L’absence ressentie était difficile à contenir. Partout où il jetait le regard, Clotilde y avait mis sa touche à elle. Lui qui ne s’en faisait guère avec l’aspect intérieur et tout le « quoi mettre où », maintenant, il le remarquait, et ce, dans les moindres détails, lui qui n’y avait jamais porté attention. L’ambiance des fêtes n’était pas au rendez-vous.

L’amour de Clotilde lui manquait é_o___m_n_.

Renaud ajouta quelques bûches au feu de foyer qui allait mourir afin de se réchauffer un brin. Un restant de bouteille qui traînait sur la table l’aiderait autant que le feu.

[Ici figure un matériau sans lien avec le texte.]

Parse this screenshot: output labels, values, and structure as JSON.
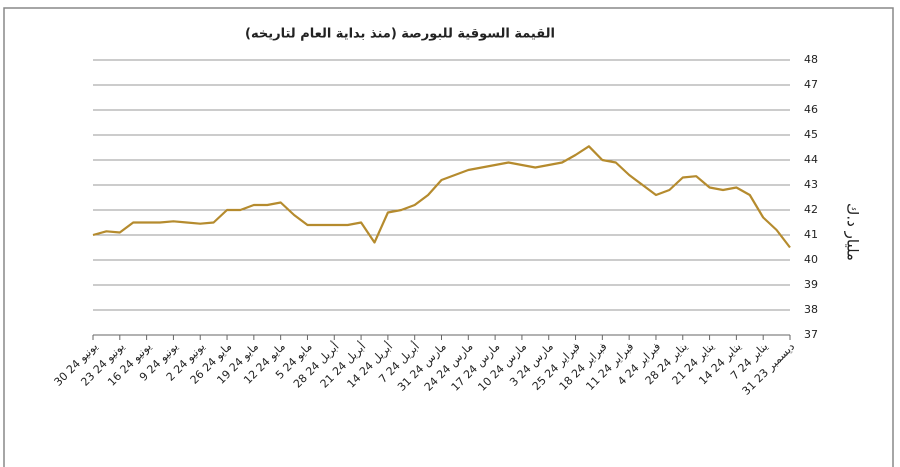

Il sortit la boule et la déposa à ses côtés sur le canapé, qui était devenu son refuge nocturne depuis que le lit lui rappelait de mauvais souvenirs. Il but sa bouteille de Gordon’s jusqu’à la dernière goutte et finit par s’endormir avec assez de lucidité pour espérer ne se réveiller que le 26 décembre au matin…

Bien malgré lui, le 24 décembre était là, et ce, depuis plusieurs heures déjà, lorsque Renaud fut réveillé par un cri aigu et des aboiements incessants. Sans même savoir ce qui se passait, une petite bombe d’énergie lui sautait dessus et une autre bombe le léchait en plein visage, le poil tout détrempé.

« GRAND-PAPA !!! »

Grand-Papa faillit tomber en bas du canapé.

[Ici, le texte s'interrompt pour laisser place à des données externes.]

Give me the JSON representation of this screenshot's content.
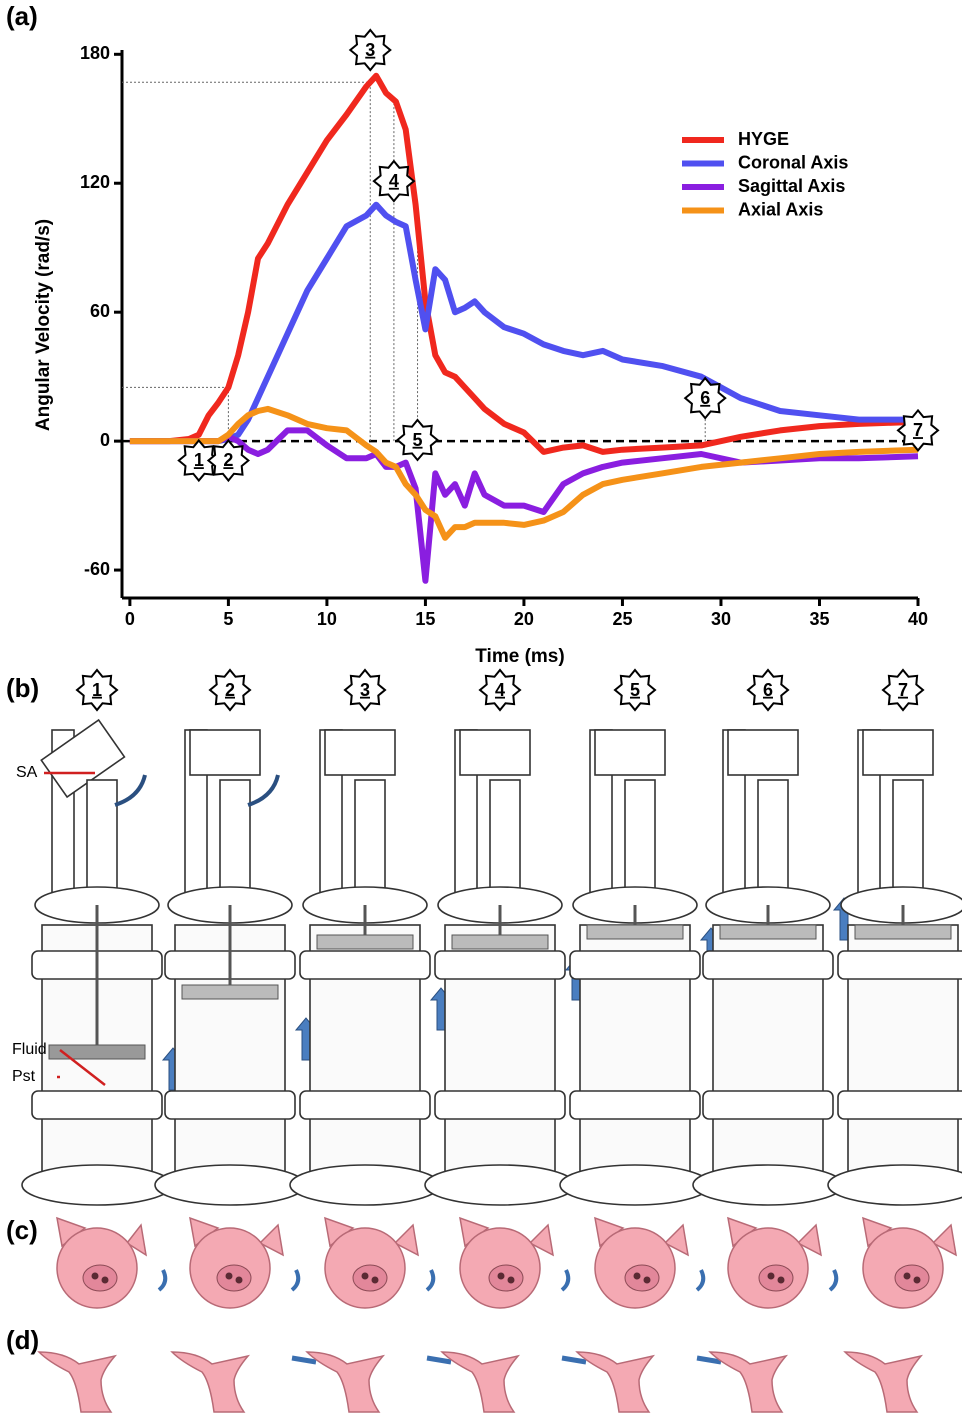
{
  "chart_data": {
    "type": "line",
    "panel_label": "(a)",
    "x_label": "Time (ms)",
    "y_label": "Angular Velocity (rad/s)",
    "x": [
      0,
      1,
      2,
      3,
      3.5,
      4,
      4.5,
      5,
      5.5,
      6,
      6.5,
      7,
      8,
      9,
      10,
      11,
      12,
      12.5,
      13,
      13.5,
      14,
      14.5,
      15,
      15.5,
      16,
      16.5,
      17,
      17.5,
      18,
      19,
      20,
      21,
      22,
      23,
      24,
      25,
      27,
      29,
      31,
      33,
      35,
      37,
      40
    ],
    "series": [
      {
        "name": "HYGE",
        "color": "#f0281e",
        "values": [
          0,
          0,
          0,
          1,
          3,
          12,
          18,
          25,
          40,
          60,
          85,
          92,
          110,
          125,
          140,
          152,
          165,
          170,
          162,
          158,
          145,
          110,
          65,
          40,
          32,
          30,
          25,
          20,
          15,
          8,
          4,
          -5,
          -3,
          -2,
          -5,
          -4,
          -3,
          -2,
          2,
          5,
          7,
          8,
          9
        ]
      },
      {
        "name": "Coronal Axis",
        "color": "#5050f0",
        "values": [
          0,
          0,
          0,
          0,
          0,
          0,
          0,
          1,
          3,
          10,
          20,
          30,
          50,
          70,
          85,
          100,
          105,
          110,
          105,
          102,
          100,
          75,
          52,
          80,
          75,
          60,
          62,
          65,
          60,
          53,
          50,
          45,
          42,
          40,
          42,
          38,
          35,
          30,
          20,
          14,
          12,
          10,
          10
        ]
      },
      {
        "name": "Sagittal Axis",
        "color": "#8a1ee0",
        "values": [
          0,
          0,
          0,
          0,
          0,
          0,
          0,
          2,
          0,
          -4,
          -6,
          -4,
          5,
          5,
          -2,
          -8,
          -8,
          -6,
          -12,
          -12,
          -10,
          -22,
          -65,
          -15,
          -25,
          -20,
          -30,
          -15,
          -25,
          -30,
          -30,
          -33,
          -20,
          -15,
          -12,
          -10,
          -8,
          -6,
          -10,
          -9,
          -8,
          -8,
          -7
        ]
      },
      {
        "name": "Axial Axis",
        "color": "#f59218",
        "values": [
          0,
          0,
          0,
          0,
          0,
          0,
          0,
          3,
          8,
          12,
          14,
          15,
          12,
          8,
          6,
          5,
          -2,
          -5,
          -10,
          -12,
          -20,
          -25,
          -32,
          -35,
          -45,
          -40,
          -40,
          -38,
          -38,
          -38,
          -39,
          -37,
          -33,
          -25,
          -20,
          -18,
          -15,
          -12,
          -10,
          -8,
          -6,
          -5,
          -4
        ]
      }
    ],
    "xlim": [
      -0.4,
      40
    ],
    "ylim": [
      -73,
      182
    ],
    "xticks": [
      0,
      5,
      10,
      15,
      20,
      25,
      30,
      35,
      40
    ],
    "yticks": [
      -60,
      0,
      60,
      120,
      180
    ],
    "events": [
      {
        "label": "1",
        "x": 3.5,
        "y": -9
      },
      {
        "label": "2",
        "x": 5,
        "y": -9
      },
      {
        "label": "3",
        "x": 12.2,
        "y": 182
      },
      {
        "label": "4",
        "x": 13.4,
        "y": 121
      },
      {
        "label": "5",
        "x": 14.6,
        "y": 0.5
      },
      {
        "label": "6",
        "x": 29.2,
        "y": 20
      },
      {
        "label": "7",
        "x": 40,
        "y": 5
      }
    ]
  },
  "panel_b": {
    "label": "(b)",
    "steps": [
      "1",
      "2",
      "3",
      "4",
      "5",
      "6",
      "7"
    ],
    "parts": [
      "SA",
      "Fluid",
      "Pst"
    ]
  },
  "panel_c": {
    "label": "(c)"
  },
  "panel_d": {
    "label": "(d)"
  }
}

« Pourquoi tu ne répondais pas à la porte ? On sonne depuis 100 000 heures !! », s’exclama Annabelle, du haut de ses six ans, avec sa belle crinière blonde bouclée qui dépassait de sa tuque, son manteau encore sur le dos et la goutte au nez, reniflant un coup. Le chien, lui, ne se lassait pas de lécher Renaud.

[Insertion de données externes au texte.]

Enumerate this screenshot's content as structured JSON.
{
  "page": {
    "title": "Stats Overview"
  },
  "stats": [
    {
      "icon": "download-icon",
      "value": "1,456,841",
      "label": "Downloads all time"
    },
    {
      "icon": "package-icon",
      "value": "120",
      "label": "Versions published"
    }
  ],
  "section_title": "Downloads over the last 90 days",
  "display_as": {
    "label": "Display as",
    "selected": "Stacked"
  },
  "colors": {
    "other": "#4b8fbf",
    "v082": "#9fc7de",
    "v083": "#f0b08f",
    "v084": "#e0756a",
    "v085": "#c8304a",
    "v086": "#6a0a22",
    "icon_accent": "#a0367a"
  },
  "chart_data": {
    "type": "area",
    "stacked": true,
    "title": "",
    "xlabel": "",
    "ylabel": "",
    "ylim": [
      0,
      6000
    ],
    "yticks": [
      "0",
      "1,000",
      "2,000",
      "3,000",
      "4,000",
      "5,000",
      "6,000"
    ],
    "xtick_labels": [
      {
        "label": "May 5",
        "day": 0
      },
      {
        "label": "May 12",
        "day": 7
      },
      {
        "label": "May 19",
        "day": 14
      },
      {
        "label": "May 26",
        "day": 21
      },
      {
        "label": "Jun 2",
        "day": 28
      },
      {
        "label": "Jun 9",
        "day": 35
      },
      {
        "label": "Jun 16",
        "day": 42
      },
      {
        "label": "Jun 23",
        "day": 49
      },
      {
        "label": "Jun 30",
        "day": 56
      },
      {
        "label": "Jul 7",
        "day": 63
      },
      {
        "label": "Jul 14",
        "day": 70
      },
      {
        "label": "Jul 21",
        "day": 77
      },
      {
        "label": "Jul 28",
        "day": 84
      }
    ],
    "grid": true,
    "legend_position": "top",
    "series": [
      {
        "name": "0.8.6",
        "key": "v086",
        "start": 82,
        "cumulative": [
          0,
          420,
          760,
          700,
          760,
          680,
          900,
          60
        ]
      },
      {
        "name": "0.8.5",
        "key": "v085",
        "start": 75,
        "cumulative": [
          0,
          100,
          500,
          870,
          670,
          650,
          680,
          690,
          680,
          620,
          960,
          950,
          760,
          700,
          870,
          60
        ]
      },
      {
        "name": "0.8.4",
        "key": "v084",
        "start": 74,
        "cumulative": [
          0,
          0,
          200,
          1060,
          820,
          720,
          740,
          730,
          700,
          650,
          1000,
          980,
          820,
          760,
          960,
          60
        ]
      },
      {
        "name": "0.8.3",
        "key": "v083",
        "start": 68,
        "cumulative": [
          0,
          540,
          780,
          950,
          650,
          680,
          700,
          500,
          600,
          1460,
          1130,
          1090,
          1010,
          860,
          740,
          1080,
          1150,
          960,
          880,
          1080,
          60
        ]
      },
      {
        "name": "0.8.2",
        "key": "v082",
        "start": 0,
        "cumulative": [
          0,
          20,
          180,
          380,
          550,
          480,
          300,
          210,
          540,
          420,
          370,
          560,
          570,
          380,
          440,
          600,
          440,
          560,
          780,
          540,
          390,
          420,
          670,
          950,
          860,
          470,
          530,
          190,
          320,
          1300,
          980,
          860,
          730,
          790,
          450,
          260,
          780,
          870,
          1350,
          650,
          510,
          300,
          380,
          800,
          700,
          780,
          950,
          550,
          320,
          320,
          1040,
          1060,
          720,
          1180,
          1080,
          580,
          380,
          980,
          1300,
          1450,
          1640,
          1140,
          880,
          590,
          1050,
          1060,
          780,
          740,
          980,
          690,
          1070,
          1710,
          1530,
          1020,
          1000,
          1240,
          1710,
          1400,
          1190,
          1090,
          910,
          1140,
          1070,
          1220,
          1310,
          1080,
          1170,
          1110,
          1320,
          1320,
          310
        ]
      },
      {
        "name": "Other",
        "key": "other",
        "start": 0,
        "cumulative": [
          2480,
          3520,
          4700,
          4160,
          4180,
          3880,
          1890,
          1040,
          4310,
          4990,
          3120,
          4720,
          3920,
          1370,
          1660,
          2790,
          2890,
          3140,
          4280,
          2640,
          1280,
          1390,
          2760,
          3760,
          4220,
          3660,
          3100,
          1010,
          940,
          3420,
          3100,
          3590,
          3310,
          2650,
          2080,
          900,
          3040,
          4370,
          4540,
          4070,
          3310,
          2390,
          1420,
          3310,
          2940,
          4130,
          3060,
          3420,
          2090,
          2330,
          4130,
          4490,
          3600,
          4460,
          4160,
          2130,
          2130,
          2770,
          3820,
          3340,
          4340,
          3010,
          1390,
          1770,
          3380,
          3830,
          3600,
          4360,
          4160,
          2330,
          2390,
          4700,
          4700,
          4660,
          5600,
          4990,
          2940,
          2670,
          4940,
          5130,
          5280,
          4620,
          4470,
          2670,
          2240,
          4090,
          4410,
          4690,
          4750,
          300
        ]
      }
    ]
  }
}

Renaud se demandait encore ce qui lui arrivait.

« Ah ! C’est toi, ma petite démone. Content de te voir. Tasse-toi, Spouky !! Où est maman ? », dit-il, les yeux bouffis et encore collés.

« Sûrement à essayer de détacher Elliott dans la voiture, parce qu’il pleure et crie toujours quand il se réveille !

« Regarde ma belle robe avec des carreaux ! (Renifle) C’est mamie qui l’a faite ! Est-ce que tu le savais ? Maintenant, je peux la mettre parce qu’elle me va comme des gants, que maman dit ! », dit-elle d’une innocence irréprochable en sautant sans arrêt à deux pieds sur le canapé.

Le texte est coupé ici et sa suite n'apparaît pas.